April 10, 2008
Transgender exclusion from ENDA
The Workplace Professor Blog points out that Sen. Edward M. Kennedy has taken the position that the ENDA should cover sexual orientation (including gays, lesbians, and bisexuals), but not sexual identity or gender identity.
Then, the Bloggers point out that the ENDA should include gender identity/transgendered individuals instead of leaving the courts to grapple with the issue.
I couldn't agree more. The courts can recognize protection for transsexual individuals by using the Price Waterhouse analysis under Title VII, but why not provide courts with clear guidance on the issue by including sexual identity/gender identity in the scope of ENDA?
April 10, 2008 | Permalink
TrackBack URL for this entry:
Listed below are links to weblogs that reference Transgender exclusion from ENDA:
I am Transsexual and was terminated from Federal employment for transitioning openly on an Army base. I do not see where Title VII of anything is in place to assure me safety of a means to live my life as are afforded others. There is no question to the intent and action of judicial law in the face of non-traditional gender roles or individuals.
Transsexuals and Intersex… have medical issues that are congenital and not necessarily a mental disorder or condition that has a psychiatric solution
Every ten minutes a child is born, 1/2500, in which the doctor cannot determine the sex, or gender. This is not talking about homosexuality, but tragically a congenital condition of birth which can be caused by endocrine agents and chemicals. These children are Intersex; they are born into a life of not male or female. Likewise in similar fashion the Transsexual is identified with a Bioneurological congenital condition, and they too are locked into something not quite so clearly defined as male, or female gender. The best we can do is live as close to what we seem to believe we are. That may preclude the wants, and often ignorant and bigoted beliefs of others. In what case do we ignore this issue and abandon the children who now cannot hide? How can anyone continue in hate and prejudice so as to deny simple equality and justice? Not an easy thing to resolve, but one that is present and will not go away. I can appreciate other’s opinions, and the freedom to express same, but I would hope all would be with regard to the children, teens, and emerging adults, and all who are not so fortunate to have been born by someone’s idea of “normal.” As a Conservative, Christian, Parent, and “Transsexual”, I believe the law should be equal for everyone, or it is not fit for anyone, yet, equality and recognition are still a dream for many.
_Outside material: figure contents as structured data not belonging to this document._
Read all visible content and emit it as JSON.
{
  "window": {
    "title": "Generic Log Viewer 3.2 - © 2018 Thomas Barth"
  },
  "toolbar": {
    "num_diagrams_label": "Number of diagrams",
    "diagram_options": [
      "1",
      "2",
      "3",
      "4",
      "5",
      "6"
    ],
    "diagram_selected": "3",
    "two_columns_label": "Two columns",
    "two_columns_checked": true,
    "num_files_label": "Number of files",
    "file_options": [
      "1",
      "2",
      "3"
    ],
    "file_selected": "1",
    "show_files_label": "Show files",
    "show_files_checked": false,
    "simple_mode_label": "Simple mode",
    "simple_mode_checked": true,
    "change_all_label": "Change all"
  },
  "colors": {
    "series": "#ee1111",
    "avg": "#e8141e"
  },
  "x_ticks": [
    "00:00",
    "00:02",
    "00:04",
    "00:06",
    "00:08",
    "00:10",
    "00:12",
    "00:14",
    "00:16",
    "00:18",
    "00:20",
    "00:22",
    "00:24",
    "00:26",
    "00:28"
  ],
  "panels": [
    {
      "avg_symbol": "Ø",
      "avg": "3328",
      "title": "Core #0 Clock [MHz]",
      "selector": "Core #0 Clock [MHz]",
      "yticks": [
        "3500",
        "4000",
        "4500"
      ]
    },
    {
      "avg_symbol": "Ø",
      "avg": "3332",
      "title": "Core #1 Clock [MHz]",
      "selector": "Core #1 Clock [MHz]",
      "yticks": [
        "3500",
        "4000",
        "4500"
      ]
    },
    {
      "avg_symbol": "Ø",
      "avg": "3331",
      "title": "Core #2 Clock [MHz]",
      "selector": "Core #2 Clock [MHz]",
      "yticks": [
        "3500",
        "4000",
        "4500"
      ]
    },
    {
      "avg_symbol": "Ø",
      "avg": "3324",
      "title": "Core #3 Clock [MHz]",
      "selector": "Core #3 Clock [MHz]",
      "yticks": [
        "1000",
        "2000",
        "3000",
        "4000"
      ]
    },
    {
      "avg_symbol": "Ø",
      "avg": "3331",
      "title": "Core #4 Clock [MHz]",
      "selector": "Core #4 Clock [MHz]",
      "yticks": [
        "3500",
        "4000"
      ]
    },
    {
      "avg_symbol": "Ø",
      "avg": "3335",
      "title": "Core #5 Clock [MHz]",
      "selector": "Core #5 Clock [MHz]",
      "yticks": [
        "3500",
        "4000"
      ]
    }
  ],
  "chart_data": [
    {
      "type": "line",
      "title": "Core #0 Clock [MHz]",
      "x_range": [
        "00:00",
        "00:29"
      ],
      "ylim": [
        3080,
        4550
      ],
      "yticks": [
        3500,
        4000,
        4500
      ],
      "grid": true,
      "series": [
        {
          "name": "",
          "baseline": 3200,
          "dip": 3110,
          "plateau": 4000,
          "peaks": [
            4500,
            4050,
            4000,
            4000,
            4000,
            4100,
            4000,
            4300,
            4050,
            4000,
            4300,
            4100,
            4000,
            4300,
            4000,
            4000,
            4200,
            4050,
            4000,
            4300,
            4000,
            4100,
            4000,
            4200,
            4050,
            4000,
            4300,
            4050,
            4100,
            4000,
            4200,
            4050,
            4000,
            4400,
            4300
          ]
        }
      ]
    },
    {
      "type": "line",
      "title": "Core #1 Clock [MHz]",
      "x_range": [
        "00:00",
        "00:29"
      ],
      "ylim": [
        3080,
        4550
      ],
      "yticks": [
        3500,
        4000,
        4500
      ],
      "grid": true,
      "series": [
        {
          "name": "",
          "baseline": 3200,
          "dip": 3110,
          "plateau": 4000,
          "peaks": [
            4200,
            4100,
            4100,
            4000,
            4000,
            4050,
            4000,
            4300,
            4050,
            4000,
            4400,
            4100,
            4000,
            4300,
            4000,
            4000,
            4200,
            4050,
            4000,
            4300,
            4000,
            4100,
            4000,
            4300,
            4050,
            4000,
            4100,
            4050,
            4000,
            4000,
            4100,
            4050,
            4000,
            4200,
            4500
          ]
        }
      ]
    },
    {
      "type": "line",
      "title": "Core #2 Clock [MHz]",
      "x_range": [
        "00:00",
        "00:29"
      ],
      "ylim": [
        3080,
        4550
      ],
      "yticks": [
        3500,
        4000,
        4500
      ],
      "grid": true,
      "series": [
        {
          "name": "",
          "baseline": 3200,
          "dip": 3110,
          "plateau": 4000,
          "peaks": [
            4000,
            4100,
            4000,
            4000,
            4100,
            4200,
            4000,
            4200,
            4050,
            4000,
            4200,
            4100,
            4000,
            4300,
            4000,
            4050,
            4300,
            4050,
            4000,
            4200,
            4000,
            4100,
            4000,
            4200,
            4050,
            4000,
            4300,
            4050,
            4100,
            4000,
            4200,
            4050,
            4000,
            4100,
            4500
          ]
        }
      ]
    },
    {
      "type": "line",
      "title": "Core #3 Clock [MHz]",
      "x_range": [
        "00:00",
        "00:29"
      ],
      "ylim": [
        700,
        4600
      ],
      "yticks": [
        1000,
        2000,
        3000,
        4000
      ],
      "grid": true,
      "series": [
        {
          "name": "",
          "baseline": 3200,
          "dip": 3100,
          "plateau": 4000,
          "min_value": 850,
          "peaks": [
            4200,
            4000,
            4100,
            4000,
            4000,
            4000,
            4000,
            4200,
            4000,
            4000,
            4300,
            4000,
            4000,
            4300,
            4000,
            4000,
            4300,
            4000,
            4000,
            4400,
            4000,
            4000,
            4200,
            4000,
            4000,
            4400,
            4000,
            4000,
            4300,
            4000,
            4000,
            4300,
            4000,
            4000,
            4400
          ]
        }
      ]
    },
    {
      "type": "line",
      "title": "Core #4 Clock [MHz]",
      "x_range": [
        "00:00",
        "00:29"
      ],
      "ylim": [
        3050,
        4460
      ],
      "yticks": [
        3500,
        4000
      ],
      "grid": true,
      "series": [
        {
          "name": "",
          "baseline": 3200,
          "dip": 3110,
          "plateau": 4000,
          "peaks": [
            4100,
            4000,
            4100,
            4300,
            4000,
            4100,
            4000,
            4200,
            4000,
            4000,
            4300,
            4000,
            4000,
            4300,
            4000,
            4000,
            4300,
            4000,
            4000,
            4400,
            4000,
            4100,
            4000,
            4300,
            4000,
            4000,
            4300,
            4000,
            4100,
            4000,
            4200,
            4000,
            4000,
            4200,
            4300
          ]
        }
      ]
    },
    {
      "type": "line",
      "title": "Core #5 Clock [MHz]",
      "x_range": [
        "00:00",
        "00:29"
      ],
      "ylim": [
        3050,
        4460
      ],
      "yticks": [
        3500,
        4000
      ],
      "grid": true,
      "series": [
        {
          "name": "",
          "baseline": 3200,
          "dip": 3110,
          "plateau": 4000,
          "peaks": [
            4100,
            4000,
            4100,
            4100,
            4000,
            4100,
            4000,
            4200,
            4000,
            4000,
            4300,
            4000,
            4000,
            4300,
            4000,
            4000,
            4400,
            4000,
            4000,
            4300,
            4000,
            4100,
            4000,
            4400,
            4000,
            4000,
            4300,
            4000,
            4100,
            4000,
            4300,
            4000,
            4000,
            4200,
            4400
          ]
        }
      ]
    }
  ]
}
Posted by: stellewriter | Apr 10, 2008 12:56:16 PM
Thank you for your comment. I agree that the law should protect everyone in the LGBT community from discrimination on the basis of sex.
Posted by: Sara Benson | Apr 10, 2008 2:44:41 PM
Discrimination on the basis of Transsexuality is clearly permitted - see Initech vs Waddams et al.
"Under Ettsity, Title VII protection extends to transsexual employees only if they are
discriminated against because they are male or because they are female. A sex discrimination
claim based transsexual status distinct from male or female status is insufficient to support a
cause of action under Title VII."
"Hamm v. Weyauwega Milk Products, Inc., 332 F.3d 1058, 1067 (7th Cir. 2003). Indeed, to read Title VII so as to prohibit *any* discrimination because of nonconformity to sex stereotypes would create, as Judge Posner continues somewhat bluntly, “ a federally protected right for male workers to wear nail polish and dresses and speak in falsetto and mince about in high heels, or for female ditchdiggers to strip to the waist in hot weather.”
Congress *has* clarified the matter. By refusing to include Transsexual people in ENDA - only Homosexuals - Congress has made it quite clear that discrimination against transsexuals is not just allowable but may even be laudatory. That is their intent, regardless of how one may feel about it.
I'm Intersexed, so am also affected.
Posted by: Zoe Brain | Apr 11, 2008 6:26:04 PM
True, discrimination on the basis of transsexuality is currently permissible under Title VII. However, discrimination on the basis of sex stereotypes is not. So, transsexuals are neither included nor excluded from Title VII as a class. Where a transsexual plaintiff can demonstrate that he or she was discriminated against for failing to conform to gender stereotypes, a Title VII cause of action has been permitted (see Smith v. City of Salem out of the Sixth Circuit, for example).